Subrogation or reinsurance
There could be cases of reinsurance, subrogation, fraud, etc. in which an insurance company can recover some or all of the cash payment made under the contract from another person.
Reinsurance is the practice of insurance companies to insure their risk of paying claims to policyholders in the event of loss of the vehicle. The reinsurer will charge a premium to cover the risk of the insurance company and will pay an agreed amount for any loss covered by the insurer, like any other insurance contract.
Subrogation is a term describing a right held by most insurance companies to legally pursue a third party who has caused an insurance loss to the insured. In most cases of subrogation, an insurer directly pays its client’s claim for losses and then seeks reimbursement from the other party’s insurer.
The amount received by the insurer under reinsurance or subrogation is not consideration for any supply made by it and as such should be outside the scope of VAT.
VAT on the disposal of salvaged vehicles
Opinions on the applicability of VAT to the disposal of salvaged motor vehicles are divided. Several countries treat it as a taxable supply, while a few treat it as outside the scope of VAT.

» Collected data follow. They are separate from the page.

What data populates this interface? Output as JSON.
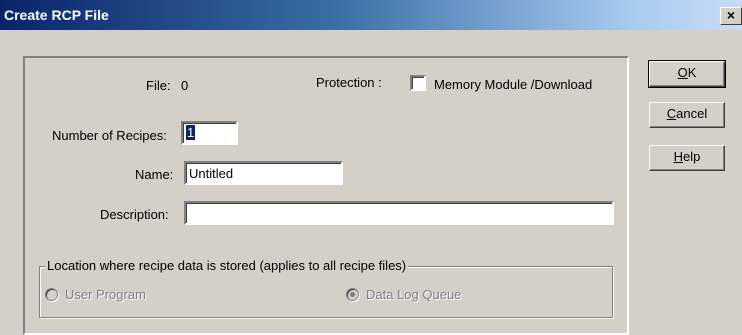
{
  "window": {
    "title": "Create RCP File",
    "close_glyph": "×"
  },
  "form": {
    "file_label": "File:",
    "file_value": "0",
    "protection_label": "Protection :",
    "memory_module_label": "Memory Module /Download",
    "memory_module_checked": false,
    "recipes_label": "Number of Recipes:",
    "recipes_value": "1",
    "name_label": "Name:",
    "name_value": "Untitled",
    "description_label": "Description:",
    "description_value": ""
  },
  "location_group": {
    "legend": "Location where recipe data is stored  (applies to all recipe files)",
    "options": [
      {
        "label": "User Program",
        "selected": false,
        "enabled": false
      },
      {
        "label": "Data Log Queue",
        "selected": true,
        "enabled": false
      }
    ]
  },
  "buttons": {
    "ok_mnemonic": "O",
    "ok_rest": "K",
    "cancel_mnemonic": "C",
    "cancel_rest": "ancel",
    "help_mnemonic": "H",
    "help_rest": "elp"
  }
}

Such assignment by an insurance company is ancillary to the business of insurance. While the transfer of ownership of the salvaged vehicle from an insured to an insurer might not be subject to VAT, the sale to a third party might be treated as a supply of goods. It should be noted that the transfer of ownership of the vehicle recovered by the insurer to a third-party client is not covered by the terms of the insurance contract between the insured and the insurance company. Therefore, it could be treated on an equal footing with the normal supply of goods and could be subject to VAT.

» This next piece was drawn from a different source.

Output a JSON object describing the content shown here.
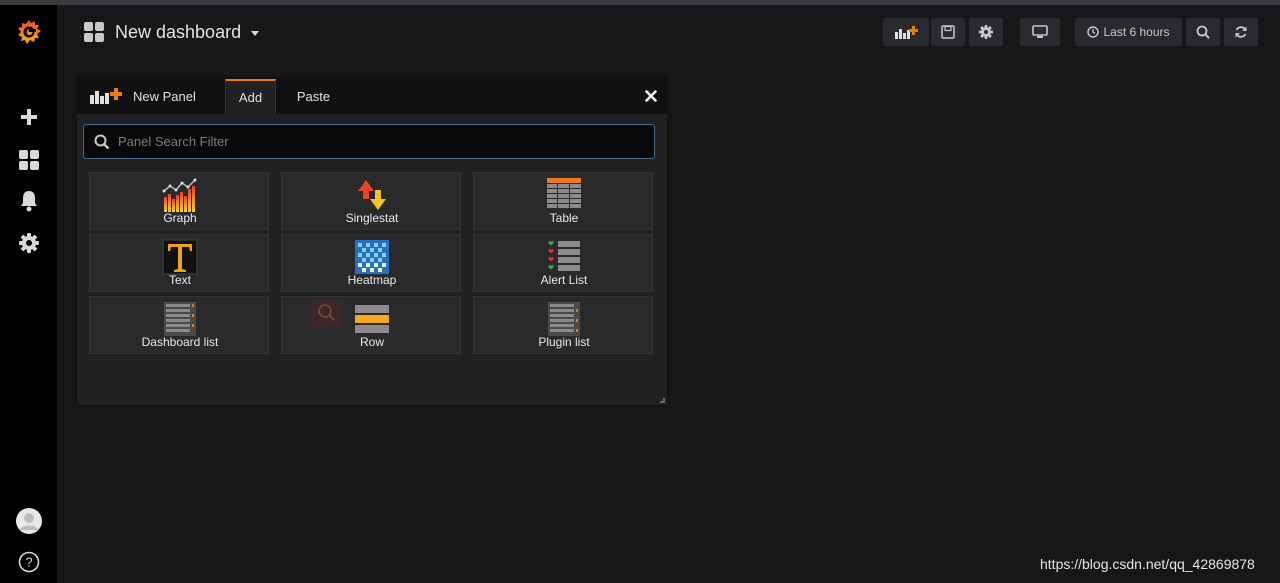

It could also be argued that there is no transfer of legal ownership of the salvaged vehicle from the insured to the insurance company when compensating for the loss. The insurer only disposes of what would otherwise have been disposed of by the insured.

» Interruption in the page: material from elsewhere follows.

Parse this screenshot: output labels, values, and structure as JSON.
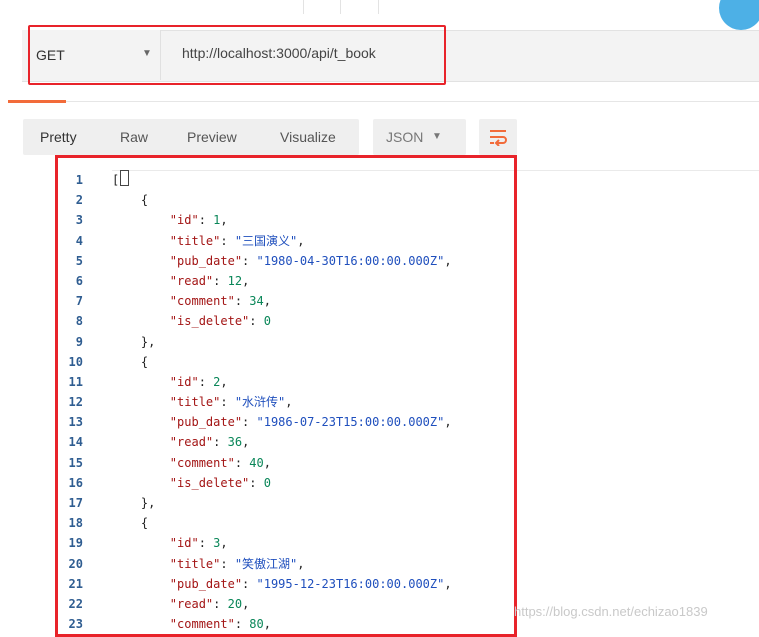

The property – the vehicle – is neither transferred nor registered in the name of the insurer, at the time of transfer. As such, the assignment is not a delivery into the hands of an insurance company for VAT purposes. This is also consistent with the doctrine of subrogation. Thus, the insured may be required to pay VAT, if applicable.
Input VAT on expenses
In the event that the insurer agrees to pay for repairs, a third-party workshop would provide repair services to the insured but would be paid for by the insurance company. In such cases, the insurance company is not eligible for input VAT with respect to monetary claim payments made to the insured.
As a general rule, contracts of insurance with VAT-liable persons who are eligible for input VAT charged by the third-party seller will stipulate that claims will be paid exclusive of VAT. While for other people, either not registered or not eligible for input VAT, insurance compensation will be paid including tax.
The insurer might contract with third party workshops to repair or replace the vehicle to satisfy its own obligation under the contract with the policyholder. In these cases, the insurance company will be the primary beneficiary of the services, even if it is the insured who receives the benefits of the services.
Thus, the insurance company would bear the VAT on these third-party workshop costs. It would also incur VAT on fees paid to surveyors, adjusters, investigators and other specialists. In these cases, the insurer would be eligible for input VAT because it would be the recipient of the services.